In Sweden, public procurement is governed by the Public Procurement Act (commonly referred to as the LOU, the abbreviation of its Swedish name). The rules for public procurement are based on EU directives. Directives are an important part of promoting the free movement of goods and services within the EU. By complying with the Swedish procurement rules, contracting authorities and entities comply with the obligations arising from EU law.
The translation of the Swedish Public Procurement Act
Note! This document is from November 2017 and has not been updated based on the changes in the law that entered into force on February 1, 2022.
The EU directives 2014/24/EU on public procurement, 2014/25/EU on water, energy, transport and postal services sector, 2014/23/EU on concessions and 2009/81/EC on defence and security on the website of the European Union
In Sweden, public procurement is governed by the Public Procurement Act (2016:1145).
Objectivity and transparency
The basic principles of public procurement are objectivity and transparency.

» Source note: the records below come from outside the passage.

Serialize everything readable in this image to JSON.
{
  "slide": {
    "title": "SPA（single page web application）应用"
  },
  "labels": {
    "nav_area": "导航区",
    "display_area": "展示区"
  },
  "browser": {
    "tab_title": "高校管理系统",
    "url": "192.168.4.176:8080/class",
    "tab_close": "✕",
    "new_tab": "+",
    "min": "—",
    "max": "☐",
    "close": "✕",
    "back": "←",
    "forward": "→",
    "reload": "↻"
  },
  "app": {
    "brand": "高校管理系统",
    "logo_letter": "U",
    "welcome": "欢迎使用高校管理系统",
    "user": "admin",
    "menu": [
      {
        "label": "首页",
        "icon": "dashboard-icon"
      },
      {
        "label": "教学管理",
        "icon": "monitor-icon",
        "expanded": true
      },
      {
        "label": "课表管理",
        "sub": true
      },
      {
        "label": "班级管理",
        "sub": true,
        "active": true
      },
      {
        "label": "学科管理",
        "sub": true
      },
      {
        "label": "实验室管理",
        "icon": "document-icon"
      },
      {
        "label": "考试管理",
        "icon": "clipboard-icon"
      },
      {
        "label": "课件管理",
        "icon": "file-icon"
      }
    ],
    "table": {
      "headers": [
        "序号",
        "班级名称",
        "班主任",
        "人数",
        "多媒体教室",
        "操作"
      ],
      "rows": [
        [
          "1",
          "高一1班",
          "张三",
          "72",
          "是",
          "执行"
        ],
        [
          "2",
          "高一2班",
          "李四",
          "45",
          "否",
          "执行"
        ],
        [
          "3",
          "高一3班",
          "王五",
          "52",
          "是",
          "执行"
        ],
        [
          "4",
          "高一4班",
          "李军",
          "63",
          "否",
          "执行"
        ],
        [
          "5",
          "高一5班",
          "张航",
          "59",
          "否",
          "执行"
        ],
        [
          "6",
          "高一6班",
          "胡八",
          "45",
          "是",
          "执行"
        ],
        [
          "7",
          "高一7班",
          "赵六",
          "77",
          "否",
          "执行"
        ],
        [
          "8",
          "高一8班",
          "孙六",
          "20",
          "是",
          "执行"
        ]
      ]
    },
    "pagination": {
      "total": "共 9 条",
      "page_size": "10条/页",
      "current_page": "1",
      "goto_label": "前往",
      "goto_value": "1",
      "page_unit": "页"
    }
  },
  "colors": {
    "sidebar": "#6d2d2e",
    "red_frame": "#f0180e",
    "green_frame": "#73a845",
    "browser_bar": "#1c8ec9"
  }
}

Contracting authorities are not permitted to remain loyal to their own country’s suppliers or to previous suppliers. The selection of a supplier must be made on a strictly commercial basis. The choice should be based on which supplier offers the best product or service on the best terms. In a procurement, all suppliers must be given the opportunity to compete for the contract on equal terms.
When is the the Public Procurement Act used?
The Public Procurement Act applies to all public procurements of goods, services and construction work not covered by some other procurement law or by any specific exception that applies to the specific procurement in question.
Who uses the the Public Procurement Act?
The Public Procurement Act is applied by contracting authorities. A contracting authority is a state or municipal authority. The decision-making assembly in a municipality or region is also considered to be equivalent to a contracting authority.
The term also covers certain publicly run bodies, such as most municipal and some state-owned undertakings. Associations comprised of one or more government authorities, assemblies or publicly governed bodies are also covered by the Public Procurement Act.